Comparative Example 2 Cellulosin G was used instead of Sumiteam AC-L of Example 2.
0.6 g of M5 (mannanase manufactured by Hankyu Bio-Industry Co., Ltd., titer 10,000 units / g) was added, the same enzyme reaction was performed, and the supernatant was recovered. As a result of analyzing the solution after the above reaction, 68 g of mannose was accumulated in 1.9 L.

Comparative Example 3 Cellulosin G was used instead of Sumizyme AC-L in Example 3.
1.5 g of M5 (mannanase manufactured by Hankyu Bio-Industry Co., Ltd., titer 10,000 units / g) was added, the same enzyme reaction was carried out, and the supernatant was recovered. As a result of analyzing the solution after the above reaction, 77 g of mannose was accumulated in 1.9 L.

Comparative Example 4 Cellulosin G was used instead of Sumiteam AC-L of Example 4.
60 g of M5 (mannanase manufactured by Hankyu Bio-Industry Co., Ltd., titer 10,000 units / g) was added,
A similar enzyme reaction was performed. As a result, 146 g of mannose was accumulated in 1 kg of the sample. The water content was 10.2%. It can be seen that Sumiteam AC-L has a larger amount of released mannose.

Comparative Example 5 Cellulosin G was used instead of Sumiteam AC-L of Example 5.
240 g of M5 (mannanase manufactured by Hankyu Bio-Industry Co., Ltd., titer 10,000 units / g) was added, and the same enzyme reaction was performed. As a result, sample 1k
In each g, 105 g of mannose had accumulated. The water content was 10.2%.

[0031]

According to the production method of the present invention, mannose useful as feed, food and pharmaceutical raw materials can be produced at low cost.
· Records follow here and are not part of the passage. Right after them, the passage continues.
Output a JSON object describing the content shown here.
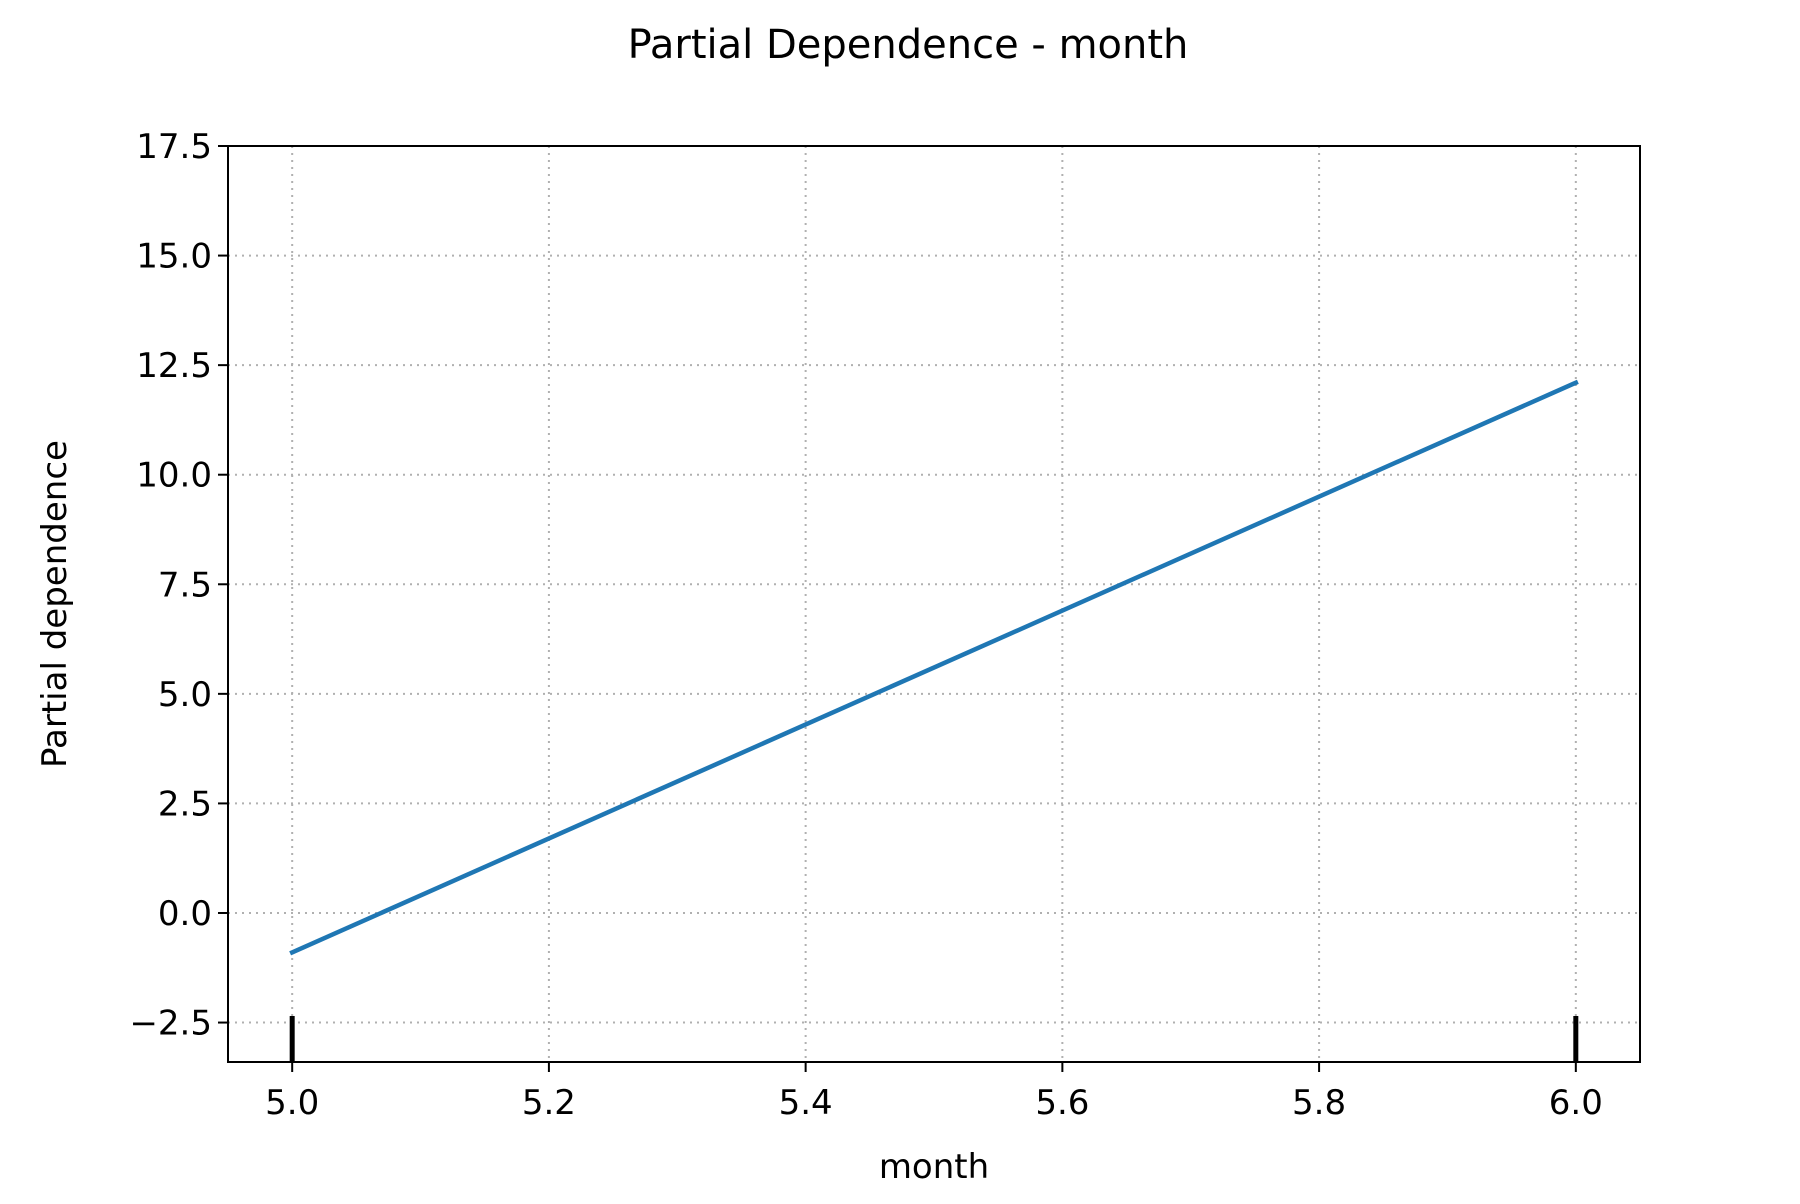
{
  "chart_data": {
    "type": "line",
    "title": "Partial Dependence - month",
    "xlabel": "month",
    "ylabel": "Partial dependence",
    "xlim": [
      4.95,
      6.05
    ],
    "ylim": [
      -3.4,
      17.5
    ],
    "xticks": [
      5.0,
      5.2,
      5.4,
      5.6,
      5.8,
      6.0
    ],
    "xtick_labels": [
      "5.0",
      "5.2",
      "5.4",
      "5.6",
      "5.8",
      "6.0"
    ],
    "yticks": [
      -2.5,
      0.0,
      2.5,
      5.0,
      7.5,
      10.0,
      12.5,
      15.0,
      17.5
    ],
    "ytick_labels": [
      "−2.5",
      "0.0",
      "2.5",
      "5.0",
      "7.5",
      "10.0",
      "12.5",
      "15.0",
      "17.5"
    ],
    "grid": true,
    "series": [
      {
        "x": [
          5.0,
          6.0
        ],
        "y": [
          -0.9,
          12.1
        ]
      }
    ],
    "rug": [
      5.0,
      6.0
    ],
    "colors": {
      "line": "#1f77b4",
      "grid": "#b0b0b0",
      "rug": "#000000"
    }
  }
}
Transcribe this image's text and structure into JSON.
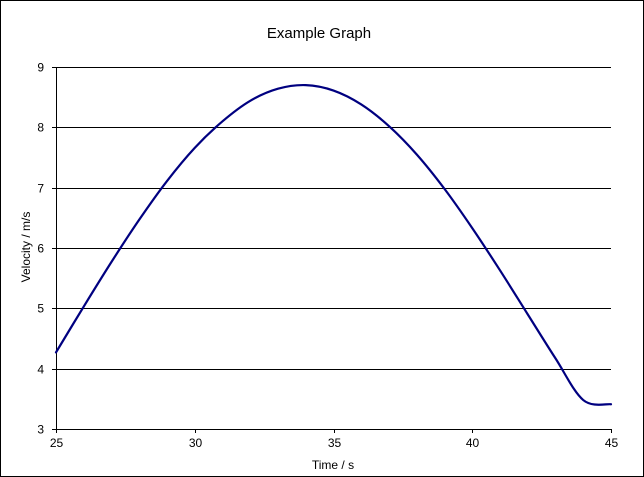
{
  "chart_data": {
    "type": "line",
    "title": "Example Graph",
    "xlabel": "Time  /  s",
    "ylabel": "Velocity  /  m/s",
    "xlim": [
      25,
      45
    ],
    "ylim": [
      3,
      9
    ],
    "x_ticks": [
      "25",
      "30",
      "35",
      "40",
      "45"
    ],
    "y_ticks": [
      "3",
      "4",
      "5",
      "6",
      "7",
      "8",
      "9"
    ],
    "grid": "horizontal",
    "legend": "none",
    "colors": {
      "series": "#000080",
      "grid": "#000000",
      "axis": "#000000",
      "background": "#ffffff"
    },
    "series": [
      {
        "x": [
          25,
          26,
          27,
          28,
          29,
          30,
          31,
          32,
          33,
          34,
          35,
          36,
          37,
          38,
          39,
          40,
          41,
          42,
          43,
          44,
          45
        ],
        "values": [
          4.27,
          5.03,
          5.77,
          6.47,
          7.11,
          7.66,
          8.1,
          8.44,
          8.64,
          8.7,
          8.61,
          8.38,
          8.02,
          7.55,
          6.98,
          6.33,
          5.63,
          4.9,
          4.17,
          3.48,
          3.41
        ]
      }
    ]
  }
}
Continued on front page F-term (reference) 4B064 AF02 CA21 CB07 CC03 CD19 CD22 CD24 DA01 DA11 4C057 AA02 BB02

Claims (1)

[Claims] 1. A natural product containing mannan, glucomannan or galactomannan or mannan, glucomannan or galactomannan is added to Aspergillus.
A method for producing mannose, wherein a cellulase derived from a niger is allowed to act.